Escluso lo scenario di un ritorno alle urne, bisognerà avviare l’iter per una nuova legge elettorale. Quanto tempo richiederà e quale maggioranza potrà portare avanti questa operazione?
Se la legge elettorale è espressione di una maggioranza e all’interno di questa le singole forze non giocheranno una partita in proprio, per trarne vantaggi tattici di breve periodo, ma si guarderà all’interesse nazionale, l’iter non dovrebbe essere lungo. E da questo punto di vista avere un governo tecnico, guidato da una forte personalità non politica, potrebbe favorire la stesura di una buona legge elettorale. Di certo, una riforma elettorale non si fa alla vigilia di un voto, è profondamente sbagliato. Una buona legge elettorale non è mai frutto di bizantini compromessi politici tra forze che litigano tra loro per interessi elettorali particolaristici e malamente dosati. Trattative tecniche possono portare a buone soluzioni tecniche. Ed è quel che ci vuole.
Quali difetti del Rosatellum andrebbero corretti?
Il Rosatellum ha diversi punti deboli da correggere: ha ridotto il potere di scelta degli elettori, ha introdotto un nuovo dosaggio tra maggioritario e proporzionale, a netto vantaggio del secondo, e contraddicendo il percorso istituzionale degli ultimi 25 anni ci ha fatto fare un brusco salto all’indietro, quando si era scelta la via del maggioritario per garantire la governabilità magari comprimendo un po’ la rappresentanza. Il mio auspicio è che si torni a dare più potere di scelta agli elettori, a meccanismi che possano garantire maggiore trasparenza nella scelta delle candidature, magari prevedendo anche la formula delle primarie, e bisognerebbe ridare spazio, anche in misura limitata, alle preferenze. Ma soprattutto bisogna ripristinare, come scelta di fondo, il percorso iniziato nel 1993 con il Mattarellum: non andava abbandonato, visto che in questi 25 anni per due o tre legislature ha consentito un’alternanza tra centrodestra e centrosinistra.
Torniamo agli scenari post voto. Le larghe o larghissime intese sono un male assoluto? Perché sono diventate sinonimo di inciucio? E sono davvero un tradimento della volontà degli elettori?
Definire le larghe intese con il termine dispregiativo di inciucio è una devianza culturale che non capisco e non condivido. Se le larghe intese consentono di trovare una soluzione, come governo di coalizioni diverse, a un problema che pare irrisolvibile non sono un male. Certo, richiedono un compromesso più impegnativo e radicale. E paradossalmente possono funzionare proprio quando gli elettori sono troppo divisi, con il rischio di lacerazioni profonde.
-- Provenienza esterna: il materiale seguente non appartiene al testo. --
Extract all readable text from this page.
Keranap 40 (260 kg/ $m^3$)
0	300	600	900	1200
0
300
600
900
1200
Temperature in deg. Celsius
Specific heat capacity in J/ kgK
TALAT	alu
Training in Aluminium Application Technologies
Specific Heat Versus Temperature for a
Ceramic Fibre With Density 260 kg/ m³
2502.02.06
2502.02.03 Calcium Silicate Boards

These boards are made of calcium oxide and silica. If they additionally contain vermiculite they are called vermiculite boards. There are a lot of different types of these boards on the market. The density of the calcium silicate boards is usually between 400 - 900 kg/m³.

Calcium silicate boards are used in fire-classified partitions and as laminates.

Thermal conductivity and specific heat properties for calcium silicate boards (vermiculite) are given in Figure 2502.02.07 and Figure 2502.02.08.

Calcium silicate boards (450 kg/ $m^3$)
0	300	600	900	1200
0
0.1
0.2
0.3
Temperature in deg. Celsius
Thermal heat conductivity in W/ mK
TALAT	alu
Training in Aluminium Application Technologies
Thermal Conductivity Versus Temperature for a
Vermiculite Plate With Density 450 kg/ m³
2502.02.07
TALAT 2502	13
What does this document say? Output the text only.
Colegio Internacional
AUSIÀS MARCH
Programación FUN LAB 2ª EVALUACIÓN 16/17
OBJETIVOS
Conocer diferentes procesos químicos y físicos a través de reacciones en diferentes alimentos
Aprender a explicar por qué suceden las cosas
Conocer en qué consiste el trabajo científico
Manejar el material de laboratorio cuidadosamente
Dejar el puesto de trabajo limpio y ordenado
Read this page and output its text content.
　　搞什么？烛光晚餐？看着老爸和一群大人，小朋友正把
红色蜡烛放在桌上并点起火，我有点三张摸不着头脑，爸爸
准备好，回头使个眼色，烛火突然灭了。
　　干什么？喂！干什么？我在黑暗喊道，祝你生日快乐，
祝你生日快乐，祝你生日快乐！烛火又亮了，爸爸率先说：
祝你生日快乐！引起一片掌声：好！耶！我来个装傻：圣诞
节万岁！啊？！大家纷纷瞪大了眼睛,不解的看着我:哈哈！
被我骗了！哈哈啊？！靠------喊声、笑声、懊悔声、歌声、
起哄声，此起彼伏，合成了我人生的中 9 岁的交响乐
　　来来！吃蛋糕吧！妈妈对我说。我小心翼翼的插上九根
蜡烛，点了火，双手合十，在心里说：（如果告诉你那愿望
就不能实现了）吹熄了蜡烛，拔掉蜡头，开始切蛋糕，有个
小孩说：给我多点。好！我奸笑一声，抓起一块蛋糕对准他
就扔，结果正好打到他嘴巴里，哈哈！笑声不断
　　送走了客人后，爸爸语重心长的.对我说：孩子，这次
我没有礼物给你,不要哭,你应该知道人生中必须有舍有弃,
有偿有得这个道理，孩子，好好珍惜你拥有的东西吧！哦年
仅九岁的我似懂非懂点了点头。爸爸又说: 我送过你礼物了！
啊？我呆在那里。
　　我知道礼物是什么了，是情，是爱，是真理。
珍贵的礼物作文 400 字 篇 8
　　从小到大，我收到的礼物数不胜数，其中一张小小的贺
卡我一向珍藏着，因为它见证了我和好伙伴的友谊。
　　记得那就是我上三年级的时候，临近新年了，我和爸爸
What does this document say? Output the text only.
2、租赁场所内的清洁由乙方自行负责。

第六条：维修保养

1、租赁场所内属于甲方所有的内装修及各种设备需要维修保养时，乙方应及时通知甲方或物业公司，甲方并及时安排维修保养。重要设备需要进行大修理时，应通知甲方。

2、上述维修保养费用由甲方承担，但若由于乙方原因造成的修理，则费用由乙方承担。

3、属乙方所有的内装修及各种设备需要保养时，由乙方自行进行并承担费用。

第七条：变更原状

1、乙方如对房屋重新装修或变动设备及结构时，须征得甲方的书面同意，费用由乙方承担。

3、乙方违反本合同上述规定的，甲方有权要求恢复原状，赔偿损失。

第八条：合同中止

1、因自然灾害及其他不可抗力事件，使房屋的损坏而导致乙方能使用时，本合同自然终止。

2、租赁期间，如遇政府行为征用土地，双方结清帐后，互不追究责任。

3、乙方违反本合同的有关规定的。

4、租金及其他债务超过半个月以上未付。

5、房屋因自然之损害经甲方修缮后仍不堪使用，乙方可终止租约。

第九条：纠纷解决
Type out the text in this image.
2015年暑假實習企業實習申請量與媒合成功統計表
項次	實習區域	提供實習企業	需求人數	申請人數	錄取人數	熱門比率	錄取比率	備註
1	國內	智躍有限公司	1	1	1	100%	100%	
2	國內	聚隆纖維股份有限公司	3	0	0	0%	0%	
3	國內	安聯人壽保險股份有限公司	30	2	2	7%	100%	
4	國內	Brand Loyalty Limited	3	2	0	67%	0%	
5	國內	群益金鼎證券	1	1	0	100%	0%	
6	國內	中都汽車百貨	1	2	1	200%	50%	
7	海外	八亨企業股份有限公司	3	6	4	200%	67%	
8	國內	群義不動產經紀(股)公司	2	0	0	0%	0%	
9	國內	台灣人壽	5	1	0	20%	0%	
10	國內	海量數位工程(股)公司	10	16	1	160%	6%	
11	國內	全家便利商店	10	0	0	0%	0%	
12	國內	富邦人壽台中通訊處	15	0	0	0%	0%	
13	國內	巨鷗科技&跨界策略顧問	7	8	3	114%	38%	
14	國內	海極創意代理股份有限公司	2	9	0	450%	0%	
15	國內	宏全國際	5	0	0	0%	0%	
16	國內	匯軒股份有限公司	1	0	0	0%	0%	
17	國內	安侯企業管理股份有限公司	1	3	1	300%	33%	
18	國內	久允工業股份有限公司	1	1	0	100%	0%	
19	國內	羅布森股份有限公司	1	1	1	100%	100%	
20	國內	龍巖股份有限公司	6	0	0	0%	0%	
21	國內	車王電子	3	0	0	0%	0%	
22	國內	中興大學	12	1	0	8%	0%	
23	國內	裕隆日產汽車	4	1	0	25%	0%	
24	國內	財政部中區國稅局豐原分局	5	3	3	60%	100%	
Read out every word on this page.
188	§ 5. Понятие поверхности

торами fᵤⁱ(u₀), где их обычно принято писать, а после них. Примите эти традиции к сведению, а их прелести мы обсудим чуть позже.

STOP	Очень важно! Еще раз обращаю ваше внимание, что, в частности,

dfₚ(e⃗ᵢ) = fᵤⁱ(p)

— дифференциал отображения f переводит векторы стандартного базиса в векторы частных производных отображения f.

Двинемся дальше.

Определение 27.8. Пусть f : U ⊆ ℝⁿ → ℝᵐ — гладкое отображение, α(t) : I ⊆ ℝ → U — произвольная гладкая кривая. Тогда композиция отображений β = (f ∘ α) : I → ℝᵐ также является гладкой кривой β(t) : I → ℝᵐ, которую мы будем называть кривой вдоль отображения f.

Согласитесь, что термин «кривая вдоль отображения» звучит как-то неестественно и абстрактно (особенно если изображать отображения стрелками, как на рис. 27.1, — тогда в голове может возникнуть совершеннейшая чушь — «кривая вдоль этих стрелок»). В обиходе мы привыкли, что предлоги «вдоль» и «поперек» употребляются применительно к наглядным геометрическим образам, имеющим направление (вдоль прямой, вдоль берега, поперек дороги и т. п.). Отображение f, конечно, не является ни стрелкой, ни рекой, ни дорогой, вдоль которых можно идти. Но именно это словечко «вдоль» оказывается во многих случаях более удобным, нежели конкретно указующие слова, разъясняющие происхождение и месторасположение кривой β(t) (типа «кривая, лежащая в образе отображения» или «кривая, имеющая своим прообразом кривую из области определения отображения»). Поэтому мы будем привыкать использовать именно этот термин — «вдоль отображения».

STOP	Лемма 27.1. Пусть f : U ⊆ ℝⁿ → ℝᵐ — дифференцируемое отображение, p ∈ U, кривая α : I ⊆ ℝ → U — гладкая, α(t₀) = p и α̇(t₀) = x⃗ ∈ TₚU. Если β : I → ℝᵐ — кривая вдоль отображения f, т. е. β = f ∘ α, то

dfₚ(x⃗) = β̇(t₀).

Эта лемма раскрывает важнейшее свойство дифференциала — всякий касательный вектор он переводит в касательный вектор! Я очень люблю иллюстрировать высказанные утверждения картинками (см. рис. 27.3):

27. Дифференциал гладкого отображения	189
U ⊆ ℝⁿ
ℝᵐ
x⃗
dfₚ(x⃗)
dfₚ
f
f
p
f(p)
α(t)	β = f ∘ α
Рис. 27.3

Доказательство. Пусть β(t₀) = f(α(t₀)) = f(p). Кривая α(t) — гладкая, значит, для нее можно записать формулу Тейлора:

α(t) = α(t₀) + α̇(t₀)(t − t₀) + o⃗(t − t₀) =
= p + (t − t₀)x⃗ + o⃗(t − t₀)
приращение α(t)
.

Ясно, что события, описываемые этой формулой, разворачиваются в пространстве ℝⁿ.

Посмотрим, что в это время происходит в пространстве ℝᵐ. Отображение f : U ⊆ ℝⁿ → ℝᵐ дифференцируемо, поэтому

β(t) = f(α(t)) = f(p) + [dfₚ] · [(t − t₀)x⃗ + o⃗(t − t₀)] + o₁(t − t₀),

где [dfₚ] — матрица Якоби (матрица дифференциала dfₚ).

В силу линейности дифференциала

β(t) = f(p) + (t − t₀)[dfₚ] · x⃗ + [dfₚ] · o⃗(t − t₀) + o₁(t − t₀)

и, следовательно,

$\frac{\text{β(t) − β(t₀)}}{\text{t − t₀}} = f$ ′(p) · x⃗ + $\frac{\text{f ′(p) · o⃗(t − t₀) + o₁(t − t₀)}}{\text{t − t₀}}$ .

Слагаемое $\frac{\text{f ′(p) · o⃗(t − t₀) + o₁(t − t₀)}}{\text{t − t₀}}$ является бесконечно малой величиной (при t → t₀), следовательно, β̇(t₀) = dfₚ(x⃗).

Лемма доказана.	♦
Unificare forze diverse per dare governabilità a un Paese, come ancora ha fatto recentemente la Germania, richiede un grande sforzo e non significa certo tradire la volontà degli elettori.
Un’ultima domanda. Astensionismo elevato, indifferenza dei giovani verso la politica, voto dettato dalla rabbia anti-sistema, clima generale del Paese all’insegna del rancore. Anche questi fattori sociali peseranno nelle scelte del capo dello Stato? Dobbiamo temere opposizioni e proteste dure anche fuori dalle aule parlamentari?
E’ un aspetto da non trascurare. Qualsiasi riforma elettorale o istituzionale, che finora aveva messo al centro il tema della governabilità, oggi deve fare i conti con un problema ancora più grave: il crescente distacco tra Paese legale e Paese reale. C’è una questione di sostenibilità della democrazia. Bisogna giocare la carta delle riforme per ridare slancio alla democrazia, favorendo maggiore partecipazione dei cittadini e maggiore capacità di esprimere la propria volontà politica.